Mingo uses camera monitoring combined with bait under a drop-down net. When a dozen, two dozen hogs are seen on the monitor gathering under the net is dropped down by remote control. One thing these experts learned about traps is that adult male hogs are greedy and chase the females and their brood away from the baited trap. So the one exception to the ‘no shooting’ policy is that rifles with silencers are used to shoot the male hogs. Then the females with their young can freely enter the traps in large groups. 

A couple of decades of testing unlimited hog-hunting showed that approach was ineffective. Additionally, some individuals living near the public lands set up their own traps but released young females to breed. From direct word of mouth, I know this has happened. With all respect to landowners who would never do such a thing, others did. 

A genuine test of the new policy will be to compare the hog kills in the months hunting is not allowed to the numbers killed when hog hunting is permitted on MDC and Forest Service lands. Meanwhile, landowners who have a hog problem can call MDC (or USDA specialist Joe Connor, 573/476-7239, in our area) and ask for help. If you don’t want to do that, go ahead and shoot as many hogs on your property as you want—it’s legal. 

Farmers, landowners and environmentalists were big supporters of the MDC and Forest Service bans in hopes that wild hogs will be eliminated or at least drastically reduced. If this approach works, the only unhappy ones will be those who care more about the joys of hog hunting than the problems hogs cause; but they can always get a permit for deer or turkey hunting and use it to hunt hogs instead.

2 Comments

  1. Alex on February 1, 2020 at 3:51 am

    Thank you for writing this. Really insightful and helpful to all of us hunters.

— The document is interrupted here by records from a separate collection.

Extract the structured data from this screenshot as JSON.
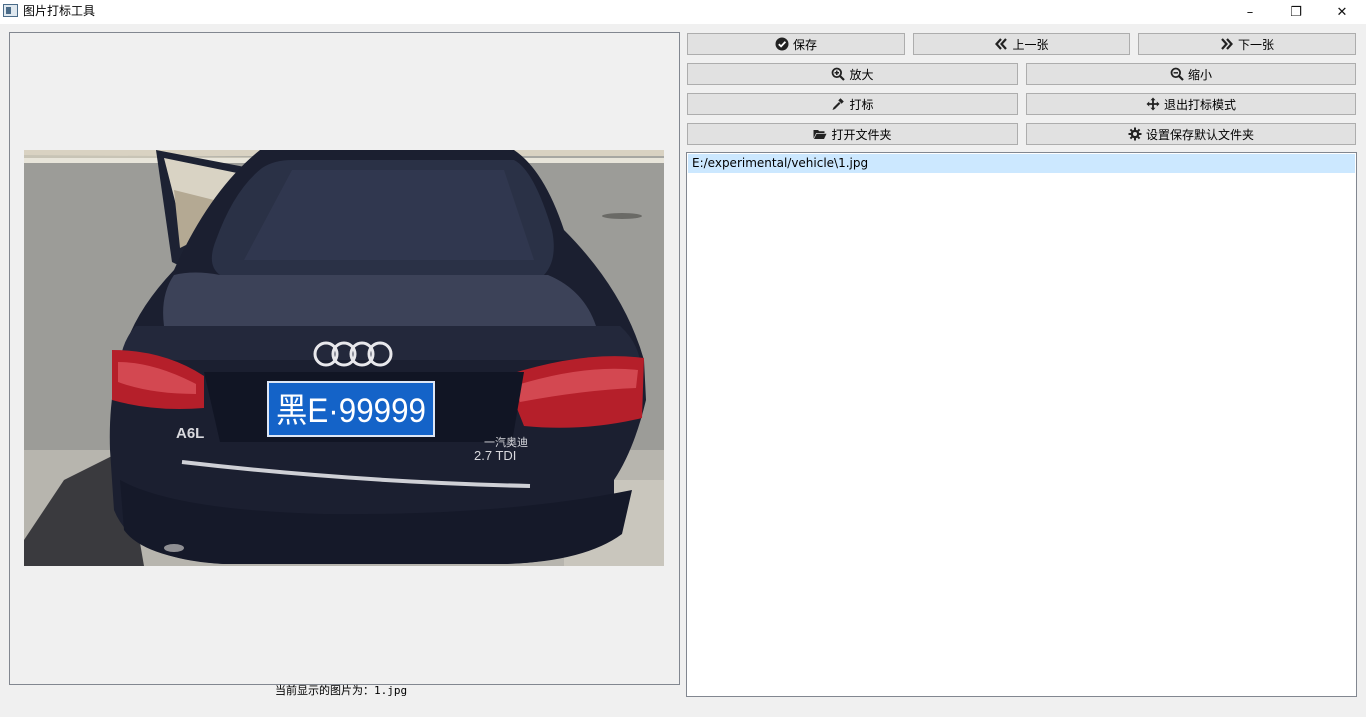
{
  "window": {
    "title": "图片打标工具",
    "controls": {
      "minimize": "–",
      "restore": "❐",
      "close": "✕"
    }
  },
  "toolbar": {
    "save": {
      "label": "保存",
      "icon": "check-circle-icon"
    },
    "prev": {
      "label": "上一张",
      "icon": "angle-double-left-icon"
    },
    "next": {
      "label": "下一张",
      "icon": "angle-double-right-icon"
    },
    "zoom_in": {
      "label": "放大",
      "icon": "zoom-in-icon"
    },
    "zoom_out": {
      "label": "缩小",
      "icon": "zoom-out-icon"
    },
    "annotate": {
      "label": "打标",
      "icon": "eyedropper-icon"
    },
    "exit_annotate": {
      "label": "退出打标模式",
      "icon": "arrows-move-icon"
    },
    "open_folder": {
      "label": "打开文件夹",
      "icon": "folder-open-icon"
    },
    "set_default_folder": {
      "label": "设置保存默认文件夹",
      "icon": "gear-icon"
    }
  },
  "image_view": {
    "photo": {
      "plate_text": "黑E·99999",
      "model_badge": "A6L",
      "brand_badge": "一汽奥迪",
      "engine_badge": "2.7 TDI"
    }
  },
  "status": {
    "current_prefix": "当前显示的图片为：",
    "current_file": "1.jpg"
  },
  "file_list": {
    "items": [
      "E:/experimental/vehicle\\1.jpg"
    ]
  },
  "colors": {
    "button_face": "#e1e1e1",
    "selection": "#cce8ff",
    "car_body": "#1b1f30",
    "plate_blue": "#1463c8"
  }
}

  2. JEREMY W MCATEE on January 9, 2020 at 11:14 am

    That’s about as humorous an article as I’ve read in a long time. If Mingo and Johnson Shut Inns are models of success in feral hog eradication, we’re all in trouble. The author states “From September till the incident in December” she didn’t see feral hogs on her property. I’m not sure if she knows this or not(maybe someone will tell her) right around the middle of September and all the way through to December a fairly regular thi ng happened. Acorns started falling. A veritable feast provided by Mother Nature. Maybe the mast crop was poor in Rattlesnake Holler, but I’d bet it wasn’t. A funny thing happens when acorns are literally laying on top of the ground: hogs pretty much stop digging, because they can get all they care to eat by picking then off the top. As the season progresses, they will deplete the mast and return to their destructive activity. I will finish with this: if the efforts at Mingo, Johnson Shut Inns and other places are so successful….why are the efforts still going on? It’s easy to declare victory when you don’t allow a subjective measurement of your work.